Apisai Naevo
- Date of birth: 24 February 1973 (age 52)
- Height: 1.97 m (6 ft 6 in)
- Weight: 105 kg (16 st 7 lb)
- Notable relative(s): Semisi Naevo Manoa Naevo

Rugby union career
- Position(s): Lock, Flanker

Senior career
- Years: Team / Apps / (Points)
- Counties /  / ()
- –: Kaneka /  / ()

Super Rugby
- Years: Team / Apps / (Points)
- 1998: Blues / 5 / (0)
- 1999: Chiefs / 5 / (0)

International career
- Years: Team / Apps / (Points)
- 1996 - 2006: Fiji / 34 / (30)

= Apenisa Naevo =

Fiji international rugby union player

Ratu Apenisa Naevo (born 24 February 1973) is a Fijian rugby union footballer. His usual position is at lock. He has earned over 30 caps for the national team, after debuting in 1996 and going on to represent them at the Rugby World Cup.

Naveo made his debut for Fiji on September 29, 1996, in a match against Hong Kong. Not only did his career get off to a winning start, with Fiji taking the match 64–11, he scored a try on debut. He played two other games that year, another against Hong Kong, and the other against the NZ Maori.

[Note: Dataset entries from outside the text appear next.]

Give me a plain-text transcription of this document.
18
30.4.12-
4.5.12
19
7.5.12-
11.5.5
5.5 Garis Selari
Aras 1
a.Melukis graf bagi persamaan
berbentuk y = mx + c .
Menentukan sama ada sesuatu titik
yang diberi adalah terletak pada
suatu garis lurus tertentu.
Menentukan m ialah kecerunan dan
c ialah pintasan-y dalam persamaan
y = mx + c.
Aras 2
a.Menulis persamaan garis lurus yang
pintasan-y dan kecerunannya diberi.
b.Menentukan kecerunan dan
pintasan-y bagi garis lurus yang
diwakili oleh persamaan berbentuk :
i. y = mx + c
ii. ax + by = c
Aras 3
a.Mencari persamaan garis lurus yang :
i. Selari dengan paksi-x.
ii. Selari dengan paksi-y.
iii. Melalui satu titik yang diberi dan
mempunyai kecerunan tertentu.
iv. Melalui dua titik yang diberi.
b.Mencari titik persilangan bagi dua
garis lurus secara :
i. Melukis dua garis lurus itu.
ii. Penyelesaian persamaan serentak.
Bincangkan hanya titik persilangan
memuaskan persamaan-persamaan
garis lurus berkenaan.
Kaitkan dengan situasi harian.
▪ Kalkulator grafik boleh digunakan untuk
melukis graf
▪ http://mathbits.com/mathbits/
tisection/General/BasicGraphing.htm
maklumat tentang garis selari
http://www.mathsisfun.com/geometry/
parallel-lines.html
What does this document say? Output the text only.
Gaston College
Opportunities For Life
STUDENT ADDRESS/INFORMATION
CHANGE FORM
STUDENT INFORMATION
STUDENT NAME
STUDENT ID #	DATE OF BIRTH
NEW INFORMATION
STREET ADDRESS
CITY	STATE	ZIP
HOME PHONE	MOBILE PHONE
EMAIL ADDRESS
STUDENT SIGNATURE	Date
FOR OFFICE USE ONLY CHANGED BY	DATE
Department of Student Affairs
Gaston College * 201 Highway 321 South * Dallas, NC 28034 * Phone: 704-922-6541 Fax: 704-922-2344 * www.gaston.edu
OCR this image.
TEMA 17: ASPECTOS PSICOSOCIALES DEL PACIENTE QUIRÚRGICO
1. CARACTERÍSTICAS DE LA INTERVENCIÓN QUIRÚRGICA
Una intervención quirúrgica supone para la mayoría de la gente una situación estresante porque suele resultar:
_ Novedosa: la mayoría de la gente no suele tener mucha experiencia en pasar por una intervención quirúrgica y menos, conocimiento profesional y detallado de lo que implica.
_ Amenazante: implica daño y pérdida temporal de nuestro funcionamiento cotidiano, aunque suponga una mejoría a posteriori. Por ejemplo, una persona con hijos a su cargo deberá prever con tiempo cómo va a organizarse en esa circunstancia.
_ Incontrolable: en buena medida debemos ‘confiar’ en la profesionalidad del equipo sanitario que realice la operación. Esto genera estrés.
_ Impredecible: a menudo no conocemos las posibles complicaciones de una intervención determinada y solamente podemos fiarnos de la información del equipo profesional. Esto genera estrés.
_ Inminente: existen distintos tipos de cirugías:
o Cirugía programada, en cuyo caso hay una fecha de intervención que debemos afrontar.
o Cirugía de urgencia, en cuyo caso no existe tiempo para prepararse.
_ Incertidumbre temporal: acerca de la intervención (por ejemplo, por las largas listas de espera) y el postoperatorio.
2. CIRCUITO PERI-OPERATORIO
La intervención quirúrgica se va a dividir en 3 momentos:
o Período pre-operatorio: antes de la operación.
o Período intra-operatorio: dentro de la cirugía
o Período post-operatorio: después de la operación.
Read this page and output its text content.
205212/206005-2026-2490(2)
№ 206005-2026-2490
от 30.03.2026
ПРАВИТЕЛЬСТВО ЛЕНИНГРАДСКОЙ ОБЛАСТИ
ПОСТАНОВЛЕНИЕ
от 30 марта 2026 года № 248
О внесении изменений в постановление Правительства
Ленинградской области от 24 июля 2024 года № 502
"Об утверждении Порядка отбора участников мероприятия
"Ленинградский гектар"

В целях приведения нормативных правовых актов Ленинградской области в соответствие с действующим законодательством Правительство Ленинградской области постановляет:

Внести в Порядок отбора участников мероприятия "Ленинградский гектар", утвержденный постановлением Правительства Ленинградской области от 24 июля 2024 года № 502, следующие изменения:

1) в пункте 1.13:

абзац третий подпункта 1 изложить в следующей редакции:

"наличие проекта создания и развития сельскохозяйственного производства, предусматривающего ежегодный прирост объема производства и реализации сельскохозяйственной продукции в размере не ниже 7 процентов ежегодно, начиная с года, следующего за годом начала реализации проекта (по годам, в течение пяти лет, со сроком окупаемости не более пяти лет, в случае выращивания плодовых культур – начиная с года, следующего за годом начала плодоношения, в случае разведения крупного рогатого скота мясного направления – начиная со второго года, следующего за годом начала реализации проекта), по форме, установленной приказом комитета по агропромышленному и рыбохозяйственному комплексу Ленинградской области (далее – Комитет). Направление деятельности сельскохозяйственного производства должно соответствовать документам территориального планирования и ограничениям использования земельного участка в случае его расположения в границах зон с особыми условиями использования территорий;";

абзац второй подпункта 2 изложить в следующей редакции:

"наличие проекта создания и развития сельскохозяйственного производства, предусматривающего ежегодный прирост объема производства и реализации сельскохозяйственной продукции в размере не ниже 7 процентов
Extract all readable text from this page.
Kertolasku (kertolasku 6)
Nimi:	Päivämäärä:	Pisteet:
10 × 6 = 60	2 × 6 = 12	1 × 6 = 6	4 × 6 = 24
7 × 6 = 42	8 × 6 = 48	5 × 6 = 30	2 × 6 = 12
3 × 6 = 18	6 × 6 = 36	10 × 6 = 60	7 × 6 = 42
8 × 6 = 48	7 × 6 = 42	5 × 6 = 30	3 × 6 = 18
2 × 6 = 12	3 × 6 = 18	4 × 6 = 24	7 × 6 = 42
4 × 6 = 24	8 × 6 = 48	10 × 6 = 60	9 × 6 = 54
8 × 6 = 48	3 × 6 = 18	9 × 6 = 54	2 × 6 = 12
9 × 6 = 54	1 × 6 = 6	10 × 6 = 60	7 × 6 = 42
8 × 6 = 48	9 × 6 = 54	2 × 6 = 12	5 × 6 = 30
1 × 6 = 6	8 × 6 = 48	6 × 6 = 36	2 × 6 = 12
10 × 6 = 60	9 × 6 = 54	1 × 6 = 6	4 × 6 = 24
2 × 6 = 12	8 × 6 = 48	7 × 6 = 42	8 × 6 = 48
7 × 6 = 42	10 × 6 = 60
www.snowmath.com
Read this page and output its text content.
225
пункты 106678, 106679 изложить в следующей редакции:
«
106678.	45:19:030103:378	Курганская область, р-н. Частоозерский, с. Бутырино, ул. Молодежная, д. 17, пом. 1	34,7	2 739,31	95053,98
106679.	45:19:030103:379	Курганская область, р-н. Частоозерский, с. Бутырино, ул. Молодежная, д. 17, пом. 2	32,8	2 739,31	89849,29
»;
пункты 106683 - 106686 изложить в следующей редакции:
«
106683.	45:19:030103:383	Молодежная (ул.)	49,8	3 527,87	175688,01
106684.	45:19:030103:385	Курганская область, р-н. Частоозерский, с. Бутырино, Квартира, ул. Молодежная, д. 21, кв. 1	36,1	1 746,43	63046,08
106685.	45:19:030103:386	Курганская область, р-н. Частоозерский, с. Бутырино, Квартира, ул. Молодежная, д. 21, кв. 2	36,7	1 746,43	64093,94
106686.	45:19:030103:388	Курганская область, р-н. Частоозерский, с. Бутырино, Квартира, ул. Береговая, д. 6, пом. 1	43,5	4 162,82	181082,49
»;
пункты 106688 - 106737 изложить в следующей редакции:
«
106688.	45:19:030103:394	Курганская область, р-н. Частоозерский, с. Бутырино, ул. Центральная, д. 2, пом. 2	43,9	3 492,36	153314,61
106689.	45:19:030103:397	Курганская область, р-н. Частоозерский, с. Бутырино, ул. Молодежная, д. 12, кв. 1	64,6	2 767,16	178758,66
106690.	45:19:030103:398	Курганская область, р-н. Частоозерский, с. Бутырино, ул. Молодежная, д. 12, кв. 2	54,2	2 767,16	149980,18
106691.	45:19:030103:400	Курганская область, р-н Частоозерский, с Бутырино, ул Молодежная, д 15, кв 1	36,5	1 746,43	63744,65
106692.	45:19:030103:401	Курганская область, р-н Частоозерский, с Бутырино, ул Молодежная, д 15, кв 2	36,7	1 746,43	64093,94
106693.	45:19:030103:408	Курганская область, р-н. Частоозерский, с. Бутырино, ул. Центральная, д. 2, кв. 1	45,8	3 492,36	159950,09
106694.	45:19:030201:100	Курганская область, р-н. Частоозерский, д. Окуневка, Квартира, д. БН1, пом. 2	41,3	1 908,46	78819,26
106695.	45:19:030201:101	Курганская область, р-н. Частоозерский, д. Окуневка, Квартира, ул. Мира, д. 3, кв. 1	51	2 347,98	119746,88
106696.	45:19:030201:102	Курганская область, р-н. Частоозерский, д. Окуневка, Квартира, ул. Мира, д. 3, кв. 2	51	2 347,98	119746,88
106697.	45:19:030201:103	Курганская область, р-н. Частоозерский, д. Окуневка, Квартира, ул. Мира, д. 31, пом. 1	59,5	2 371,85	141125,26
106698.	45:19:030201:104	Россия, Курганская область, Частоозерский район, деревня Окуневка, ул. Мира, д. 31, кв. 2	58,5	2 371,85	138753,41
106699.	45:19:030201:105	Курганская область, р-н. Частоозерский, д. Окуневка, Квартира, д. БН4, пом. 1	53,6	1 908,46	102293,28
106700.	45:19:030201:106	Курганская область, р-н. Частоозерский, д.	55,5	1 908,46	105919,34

After being capped three times the following season he went on to appear five times for Fiji in 1998. In 1999 he played three games during June–July, and then four Tests during August and was then included in the Fiji squad for the 1999 Rugby World Cup in Wales. He played two matches during the tournament; the games against Namibia and Canada during the pool stages.

He next played for Fiji in May 2001, and went on to play another five times that season. He went on tour in November of the 2002 season, playing in the games against Wales, Ireland and Scotland. After playing two games in July 2003 he was included in the Fiji squad for the 2003 Rugby World Cup in Australia, playing three games, against France and the United States, scoring tries in both, and the games against Scotland.

Apenisa Naevo is the son of Joeli Lesavua, the younger brother of Ratu Apisai Naevo, the Paramount Chief of Nawaka, in Nadi. His brother, Semisi Naevo, is also a rugby player.